Corbel, P. and Le Bas, C. « L’évolution des fonctions du brevet : tendances nouvelles et implications » in P. Corbel and C. Le Bas, Les nouvelles fonctions du brevet – Approches économiques et managériales, Economica, December 2011, pp. 1-21

Introduction:

Patent management has long been regarded as a task for experts. In the world of academic research, most publications on the subject were concentrated around a small number of journals (Grandstrand, 1999: 89). There is a reason for this: until recently, patenting was seen as a way of excluding other players from the economic use of protected technological knowledge (see, for example, Guellec and van Pottelsberghe de la Potterie, 2007). It prevents other players from producing, using or selling the protected invention without the patent holder's permission (Granstrand, 1999: 71). In more strategic terms, patents are a means of obtaining temporary "monopoly positions", or of protecting certain characteristics of a company's products or processes. This makes them an obvious source of differentiation. But they are not just that. As Reitzig (2004a: 457) has pointed out, the days are long gone when economists regarded a patent as a guarantee of temporary monopoly power. On the one hand, recent research has shown that patents have limited effectiveness in this role, and on the other, that new functions of patents need to be taken into account. In other words, holding patents allows for a wide variety of strategic behaviours. As a result, the strategic management of intellectual property, and patents in particular, has become an increasingly important research concern (Hufker & Alpert, 1994, Nickerson & Silverman, 1998, Reitzig, 2004b, Tao et al., 2005, Corbel, 2007). However, studies very rarely take into account all the new functions of the patent. The aim of this chapter is to present an overview of the identifiable functions of the patent, so as to highlight the main strategic implications of this complex process of patent filing.
The chapter is structured as follows: first the more traditional functions relating to the protection of innovation are analysed (section 1), followed by those associated with trade and finance (section 2), the defensive role of the patent (section 3) and the input function in the innovation process (section 4).

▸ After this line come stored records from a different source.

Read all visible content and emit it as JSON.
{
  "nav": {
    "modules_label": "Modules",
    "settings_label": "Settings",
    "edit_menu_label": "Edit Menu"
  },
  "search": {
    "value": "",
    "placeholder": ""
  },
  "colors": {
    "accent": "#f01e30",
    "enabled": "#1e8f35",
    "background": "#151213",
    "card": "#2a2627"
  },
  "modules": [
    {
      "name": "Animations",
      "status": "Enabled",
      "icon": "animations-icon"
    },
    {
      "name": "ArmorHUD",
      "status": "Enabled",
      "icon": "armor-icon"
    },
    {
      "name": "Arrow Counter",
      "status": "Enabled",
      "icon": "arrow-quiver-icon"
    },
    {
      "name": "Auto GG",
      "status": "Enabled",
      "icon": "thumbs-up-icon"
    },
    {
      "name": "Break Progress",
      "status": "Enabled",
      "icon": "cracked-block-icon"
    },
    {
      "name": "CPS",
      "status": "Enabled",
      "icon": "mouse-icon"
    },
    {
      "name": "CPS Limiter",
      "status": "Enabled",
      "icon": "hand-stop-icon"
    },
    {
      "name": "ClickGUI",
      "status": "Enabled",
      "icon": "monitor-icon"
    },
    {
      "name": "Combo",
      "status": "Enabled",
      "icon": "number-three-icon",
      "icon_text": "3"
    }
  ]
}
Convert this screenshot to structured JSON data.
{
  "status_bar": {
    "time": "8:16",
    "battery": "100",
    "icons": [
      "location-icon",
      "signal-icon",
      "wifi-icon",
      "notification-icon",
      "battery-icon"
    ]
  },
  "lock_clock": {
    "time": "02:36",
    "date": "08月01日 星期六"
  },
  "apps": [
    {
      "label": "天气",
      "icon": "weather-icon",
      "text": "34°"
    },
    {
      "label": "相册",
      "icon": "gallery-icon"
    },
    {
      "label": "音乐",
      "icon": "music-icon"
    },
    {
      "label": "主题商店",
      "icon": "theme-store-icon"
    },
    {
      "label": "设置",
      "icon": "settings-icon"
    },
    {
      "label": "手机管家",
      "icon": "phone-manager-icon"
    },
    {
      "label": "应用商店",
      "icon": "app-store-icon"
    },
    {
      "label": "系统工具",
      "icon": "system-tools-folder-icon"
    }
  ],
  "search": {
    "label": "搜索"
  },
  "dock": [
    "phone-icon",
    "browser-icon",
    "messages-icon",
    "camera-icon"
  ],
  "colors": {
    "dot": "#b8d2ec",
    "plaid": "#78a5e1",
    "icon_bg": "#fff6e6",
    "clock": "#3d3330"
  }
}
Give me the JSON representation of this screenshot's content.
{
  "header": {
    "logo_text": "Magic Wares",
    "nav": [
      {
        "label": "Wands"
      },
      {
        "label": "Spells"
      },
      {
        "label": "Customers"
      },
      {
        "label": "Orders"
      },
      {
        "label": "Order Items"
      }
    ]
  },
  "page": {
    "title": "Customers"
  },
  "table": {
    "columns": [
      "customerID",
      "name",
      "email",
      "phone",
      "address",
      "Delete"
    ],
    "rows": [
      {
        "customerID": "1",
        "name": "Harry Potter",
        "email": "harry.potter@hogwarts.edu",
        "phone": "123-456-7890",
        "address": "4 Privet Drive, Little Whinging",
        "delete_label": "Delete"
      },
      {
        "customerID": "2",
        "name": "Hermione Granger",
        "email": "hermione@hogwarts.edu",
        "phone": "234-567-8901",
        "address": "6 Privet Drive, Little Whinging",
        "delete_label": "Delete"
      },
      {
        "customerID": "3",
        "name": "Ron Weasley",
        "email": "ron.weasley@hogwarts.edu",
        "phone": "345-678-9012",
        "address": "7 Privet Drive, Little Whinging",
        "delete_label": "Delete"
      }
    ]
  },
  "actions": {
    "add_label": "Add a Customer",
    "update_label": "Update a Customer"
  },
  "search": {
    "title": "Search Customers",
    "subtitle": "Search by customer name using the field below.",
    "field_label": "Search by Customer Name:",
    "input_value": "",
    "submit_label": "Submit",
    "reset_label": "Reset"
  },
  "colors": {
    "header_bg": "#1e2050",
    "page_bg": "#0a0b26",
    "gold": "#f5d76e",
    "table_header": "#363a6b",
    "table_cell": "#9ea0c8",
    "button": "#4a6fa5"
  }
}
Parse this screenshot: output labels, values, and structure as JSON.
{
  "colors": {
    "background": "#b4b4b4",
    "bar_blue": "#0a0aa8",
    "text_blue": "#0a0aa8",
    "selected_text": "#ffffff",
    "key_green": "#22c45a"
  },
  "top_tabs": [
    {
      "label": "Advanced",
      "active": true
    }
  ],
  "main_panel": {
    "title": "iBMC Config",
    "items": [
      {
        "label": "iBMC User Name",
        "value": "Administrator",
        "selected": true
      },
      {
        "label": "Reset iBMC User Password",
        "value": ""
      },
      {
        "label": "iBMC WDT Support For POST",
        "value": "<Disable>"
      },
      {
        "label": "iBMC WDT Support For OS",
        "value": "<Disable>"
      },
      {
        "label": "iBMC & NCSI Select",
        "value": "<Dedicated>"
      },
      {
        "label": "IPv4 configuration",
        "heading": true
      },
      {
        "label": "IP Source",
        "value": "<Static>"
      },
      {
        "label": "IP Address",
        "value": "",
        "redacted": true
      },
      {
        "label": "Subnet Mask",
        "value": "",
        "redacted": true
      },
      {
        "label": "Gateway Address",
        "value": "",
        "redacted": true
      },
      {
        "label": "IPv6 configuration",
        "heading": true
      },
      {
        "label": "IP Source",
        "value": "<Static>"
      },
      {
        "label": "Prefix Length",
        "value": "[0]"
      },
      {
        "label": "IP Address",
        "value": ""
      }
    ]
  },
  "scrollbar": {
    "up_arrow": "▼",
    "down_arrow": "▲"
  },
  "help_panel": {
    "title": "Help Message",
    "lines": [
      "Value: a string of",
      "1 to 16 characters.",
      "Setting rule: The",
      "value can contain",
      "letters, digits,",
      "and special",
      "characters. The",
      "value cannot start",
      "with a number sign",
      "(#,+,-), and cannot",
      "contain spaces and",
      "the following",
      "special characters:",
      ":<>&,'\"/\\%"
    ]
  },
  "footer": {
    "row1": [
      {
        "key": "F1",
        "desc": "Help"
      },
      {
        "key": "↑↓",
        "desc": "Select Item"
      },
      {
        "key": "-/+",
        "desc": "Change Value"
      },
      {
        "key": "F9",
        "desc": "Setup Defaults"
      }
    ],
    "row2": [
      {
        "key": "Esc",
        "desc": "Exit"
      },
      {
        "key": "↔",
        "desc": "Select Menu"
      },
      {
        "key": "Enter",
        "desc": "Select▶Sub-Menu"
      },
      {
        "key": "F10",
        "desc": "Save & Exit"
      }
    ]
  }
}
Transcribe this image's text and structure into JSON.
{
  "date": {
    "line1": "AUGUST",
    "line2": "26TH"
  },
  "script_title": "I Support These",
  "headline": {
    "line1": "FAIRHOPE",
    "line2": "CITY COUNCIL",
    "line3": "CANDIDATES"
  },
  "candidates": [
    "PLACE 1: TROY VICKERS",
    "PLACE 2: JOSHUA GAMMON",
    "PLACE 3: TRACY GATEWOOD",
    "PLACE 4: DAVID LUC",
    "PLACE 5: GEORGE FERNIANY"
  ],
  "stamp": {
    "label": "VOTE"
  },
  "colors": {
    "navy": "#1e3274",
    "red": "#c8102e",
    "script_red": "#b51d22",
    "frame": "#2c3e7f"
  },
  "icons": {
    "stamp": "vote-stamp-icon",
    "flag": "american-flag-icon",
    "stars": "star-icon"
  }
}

Each section gives a precise definition of the function, then examines how it has evolved in relation to the economic, industrial (competition) and technological environment. This provides the material needed to analyse the implications of these functions in terms of strategy (section 5). Particular emphasis is placed on the implications of the new functions, but also on the interactions between the functions (which could only be done at the end of this investigation, once the functions were better described).